With safety increasingly paramount in the game, referees are taking a hard line on shots to the head – as they should, and perhaps, as they always should have.
It’s not as if this is a new law, the players all know it is a focus, so why do the red cards keep mounting up around the world?
Perhaps even more surprisingly, the excuse brigade is still has a voice in this; “the game’s gone soft” and “what was the player supposed to do?” statements, somehow, still manage to find their way into social and mainstream media unchallenged.
I am sure their volunteerism in the breakdown crash test dummy test would be appreciated if they want to test their thoughts.
In order to assist those of obviously limited ability to either comprehend or follow the laws of the game, here is the Highlanders guide to not getting sent off at cleanout time.
1. Arrive in time
With the new breakdown directives and the five-second law being enforced the game was not only likely to speed up, but the distance from ruck to ruck is widening.
This puts a greater onus on the cleaners for the offensive side to arrive quickly in support of the carrier, and for defenders to get back and through the gate faster than in recent years.
We are already seeing players struggle with this but rather than conceding they are too late to have an impact, in they go, lemming style, often in full launch off the feet mode.
This faster game requires some thinking both about the lines run in support of the ball carrier and which players do we want to have primarily performing those roles.
For the record, the list of the last six reds for headshots, three props, one lock, two back rows (not what I would call traditional flankers)

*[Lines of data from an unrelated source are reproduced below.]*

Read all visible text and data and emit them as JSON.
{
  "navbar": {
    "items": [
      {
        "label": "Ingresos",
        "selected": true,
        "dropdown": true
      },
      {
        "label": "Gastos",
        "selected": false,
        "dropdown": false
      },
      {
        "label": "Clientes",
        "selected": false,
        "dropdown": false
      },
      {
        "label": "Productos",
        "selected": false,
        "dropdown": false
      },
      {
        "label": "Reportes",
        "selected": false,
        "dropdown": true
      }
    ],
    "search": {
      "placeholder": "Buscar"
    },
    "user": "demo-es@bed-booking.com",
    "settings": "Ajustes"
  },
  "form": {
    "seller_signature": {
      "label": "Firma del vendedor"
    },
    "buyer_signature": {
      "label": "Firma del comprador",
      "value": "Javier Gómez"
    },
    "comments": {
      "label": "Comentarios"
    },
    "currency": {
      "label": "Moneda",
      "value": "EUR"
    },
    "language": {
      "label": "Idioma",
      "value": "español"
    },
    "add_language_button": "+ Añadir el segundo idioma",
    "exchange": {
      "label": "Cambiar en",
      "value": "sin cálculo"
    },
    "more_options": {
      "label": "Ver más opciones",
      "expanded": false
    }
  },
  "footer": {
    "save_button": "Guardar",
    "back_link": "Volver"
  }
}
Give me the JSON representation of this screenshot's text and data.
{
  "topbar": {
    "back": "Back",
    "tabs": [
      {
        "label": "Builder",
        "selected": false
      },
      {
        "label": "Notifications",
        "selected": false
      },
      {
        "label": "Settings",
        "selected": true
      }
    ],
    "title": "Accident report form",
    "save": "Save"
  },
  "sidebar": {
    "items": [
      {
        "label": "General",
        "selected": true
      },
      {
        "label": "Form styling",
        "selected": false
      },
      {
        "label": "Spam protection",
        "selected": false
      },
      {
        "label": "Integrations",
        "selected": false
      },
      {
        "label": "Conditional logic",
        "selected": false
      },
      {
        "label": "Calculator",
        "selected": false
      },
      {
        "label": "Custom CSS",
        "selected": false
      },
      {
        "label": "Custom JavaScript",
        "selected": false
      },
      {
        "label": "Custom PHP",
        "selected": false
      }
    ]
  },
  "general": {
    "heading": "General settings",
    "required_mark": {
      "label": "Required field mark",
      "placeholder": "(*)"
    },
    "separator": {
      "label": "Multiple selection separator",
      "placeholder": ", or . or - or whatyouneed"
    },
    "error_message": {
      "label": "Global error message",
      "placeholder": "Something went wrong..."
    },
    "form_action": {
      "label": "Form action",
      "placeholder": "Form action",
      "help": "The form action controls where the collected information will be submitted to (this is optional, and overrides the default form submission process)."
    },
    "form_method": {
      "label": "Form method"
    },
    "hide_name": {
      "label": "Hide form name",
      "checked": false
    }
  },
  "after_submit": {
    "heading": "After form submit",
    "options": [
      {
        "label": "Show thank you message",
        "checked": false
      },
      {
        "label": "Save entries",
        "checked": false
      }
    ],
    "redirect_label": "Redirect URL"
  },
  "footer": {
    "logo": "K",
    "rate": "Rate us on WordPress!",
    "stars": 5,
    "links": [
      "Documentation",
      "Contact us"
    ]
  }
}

Arriving too late to make an impact seems to the catalyst for heading for the sheds.
2. Select your target
It surely can’t be that difficult to keep your eyes open all the way into contact at ruck time.
It allows you to adjust, as best you can, should the target move before contact is made, and selecting a particular target to maximise the impact of your arrival is surely a better outcome than just blindly flying into the morass before you.
Oh, and stay on your feet while your eyes are open too.
3. Where you put your hands – this is the coaching point
Leading with the shoulder with your arm trailing or folded chicken wing style across your chest is a good way to collect penalties and yellows.
Do it anywhere near the cranium, and it’s the picture that will get you an early shot at the showers and leave your mates in the lurch.
So, as you enter the contact zone your hand should be even with or in front of your shoulder, and here’s a clue, if there is no logical place for your hand and arm to wrap/fold/go into, it’s time the abort a full scale hit.
4. Just know when to leave it alone
A couple of years ago on this site I published an article comparing how David Pocock and Sam Cane took different approaches at ruck time.
Pocock would look for ways to make an impact at most rucks he attended, Cane was far more likely to assess if his impact would be suboptimal and move onto his next position.
Players need to accept that there are going to arrive at break-down situations where their exalted arrival is going to have zero impact on the outcome of said breakdown, and yes, this will mean, on occasion, allowing the other team to keep/have the ball. Gut-wrenching isn’t it?
Make a good decision and find the right defensive position to take up for the next phase.
One thing that is rapidly becoming apparent is that this current wave of refereeing focus is not going away. Lawyers and insurers – as well as players’ groups – are not going to allow a backward step.
Time to change the way players are approaching the break-down – and best get it sorted quickly.